Por ejemplo, ahora parece evidente que el bienestar contemporáneo no puede reducirse a la eficiencia. Una sociedad puede ser productiva y, sin embargo, infeliz. Los indicadores alternativos, por tanto, buscan equilibrar la productividad con la calidad de la experiencia humana.

Además, la crisis climática ha introducido una dimensión ineludible. Y es que el bienestar de hoy no puede alcanzarse a costa del bienestar futuro. En ese sentido, el Índice de Prosperidad Inclusiva, impulsado por el Foro Económico Mundial, incorpora factores intergeneracionales, midiendo cómo las políticas actuales afectan la sostenibilidad de los recursos y la equidad social a largo plazo.

En este cambio de paradigma, los gobiernos y las empresas comienzan a incorporar métricas de felicidad, compromiso laboral o impacto ambiental en sus informes de sostenibilidad. Es decir, en estos momentos nos encontramos en lo que parece ser una transición cultural hacia la comprensión de que la prosperidad no se agota en lo financiero.

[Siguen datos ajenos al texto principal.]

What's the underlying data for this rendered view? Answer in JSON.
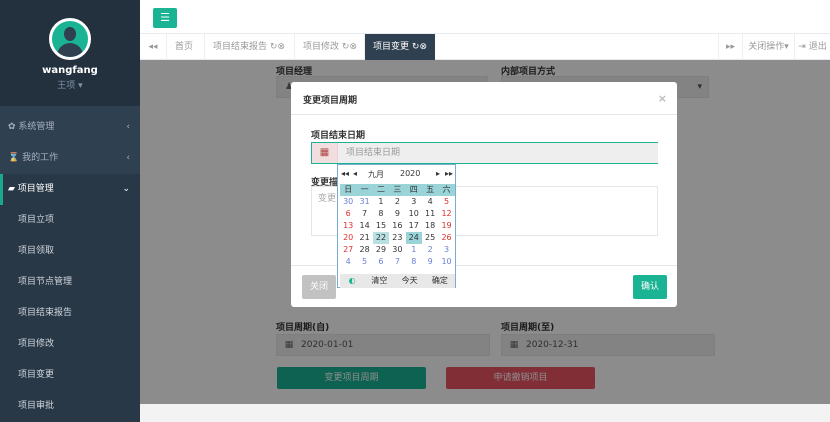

La economía del bienestar no ignora los datos duros, los amplía. Reconoce que una sociedad solo puede considerarse avanzada si sus ciudadanos disponen de tiempo, salud y vínculos sólidos para desarrollar una vida significativa. Como apuntó Amartya Sen, premio Nobel de Economía, el desarrollo consiste en ampliar las libertades de las personas.